Every function page has Import .tar.gz and Export .tar.gz buttons. Export gives you the exact set of files the builder would see. Import replaces the file set atomically.

bash
# Export
curl "http://localhost:8080/api/v1/applications/$APP/functions/$FN/source.tar.gz" -o fn.tgz

# Import (multipart form; a curl example lives in the reference doc)
curl -X POST "http://localhost:8080/api/v1/applications/$APP/functions/$FN/source.tar.gz" \
  -F 'archive=@fn.tgz'

Where routes come from

Every Function has a route field. The default is /... (wildcard — catches everything). Change it on the function page (click edit next to the route pill). New routes take effect on the next build — the current pod keeps serving the old routing table until it's replaced.

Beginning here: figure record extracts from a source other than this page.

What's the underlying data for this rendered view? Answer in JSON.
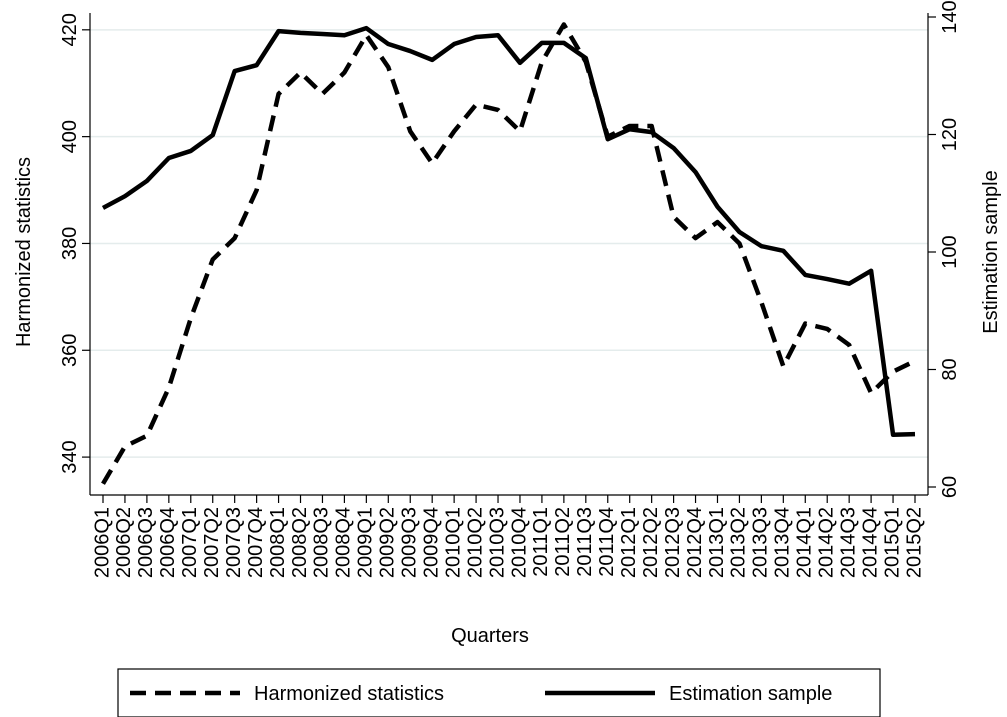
{
  "chart_data": {
    "type": "line",
    "x_label": "Quarters",
    "y_label": "Harmonized statistics",
    "y2_label": "Estimation sample",
    "categories": [
      "2006Q1",
      "2006Q2",
      "2006Q3",
      "2006Q4",
      "2007Q1",
      "2007Q2",
      "2007Q3",
      "2007Q4",
      "2008Q1",
      "2008Q2",
      "2008Q3",
      "2008Q4",
      "2009Q1",
      "2009Q2",
      "2009Q3",
      "2009Q4",
      "2010Q1",
      "2010Q2",
      "2010Q3",
      "2010Q4",
      "2011Q1",
      "2011Q2",
      "2011Q3",
      "2011Q4",
      "2012Q1",
      "2012Q2",
      "2012Q3",
      "2012Q4",
      "2013Q1",
      "2013Q2",
      "2013Q3",
      "2013Q4",
      "2014Q1",
      "2014Q2",
      "2014Q3",
      "2014Q4",
      "2015Q1",
      "2015Q2"
    ],
    "series": [
      {
        "name": "Harmonized statistics",
        "color": "#000000",
        "dash": "dashed",
        "axis": "y",
        "values": [
          335,
          342,
          344,
          353,
          366,
          377,
          381,
          390,
          408,
          412,
          408,
          412,
          419,
          413,
          401,
          395,
          401,
          406,
          405,
          401,
          414,
          421,
          414,
          400,
          402,
          402,
          385,
          381,
          384,
          380,
          369,
          357,
          365,
          364,
          361,
          352,
          356,
          358
        ]
      },
      {
        "name": "Estimation sample",
        "color": "#000000",
        "dash": "solid",
        "axis": "y2",
        "values": [
          107.5,
          109.5,
          112.1,
          116.0,
          117.2,
          119.9,
          130.8,
          131.8,
          137.6,
          137.3,
          137.1,
          136.9,
          138.1,
          135.4,
          134.2,
          132.7,
          135.4,
          136.6,
          136.9,
          132.2,
          135.6,
          135.6,
          133.0,
          119.2,
          120.9,
          120.4,
          117.7,
          113.6,
          107.7,
          103.4,
          101.0,
          100.2,
          96.1,
          95.4,
          94.6,
          96.8,
          68.9,
          69.0
        ]
      }
    ],
    "ylim": [
      334.4,
      422.4
    ],
    "yticks": [
      340,
      360,
      380,
      400,
      420
    ],
    "y2lim": [
      60,
      140
    ],
    "y2ticks": [
      60,
      80,
      100,
      120,
      140
    ],
    "grid": true,
    "legend": "bottom"
  }
}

Multi-function apps use disjoint route prefixes. Example:

  • greeter: route = "/hello/..."
  • farewell: route = "/bye/..."

Spin's internal router matches the longest prefix, so /hello/world goes to greeter and /bye/soon goes to farewell.

SDK docs

SpinUP uses Spin's SDKs unchanged. For full API references:

Language pages under https://spinframework.dev/v3/ cover key/value, SQLite, Redis, Postgres, LLM, and outbound HTTP components — all usable from SpinUP functions as long as you configure allowed_outbound_hosts in the source (Spin's rule) and the target hosts are reachable from your cluster.

Alpha — API and chart values may change.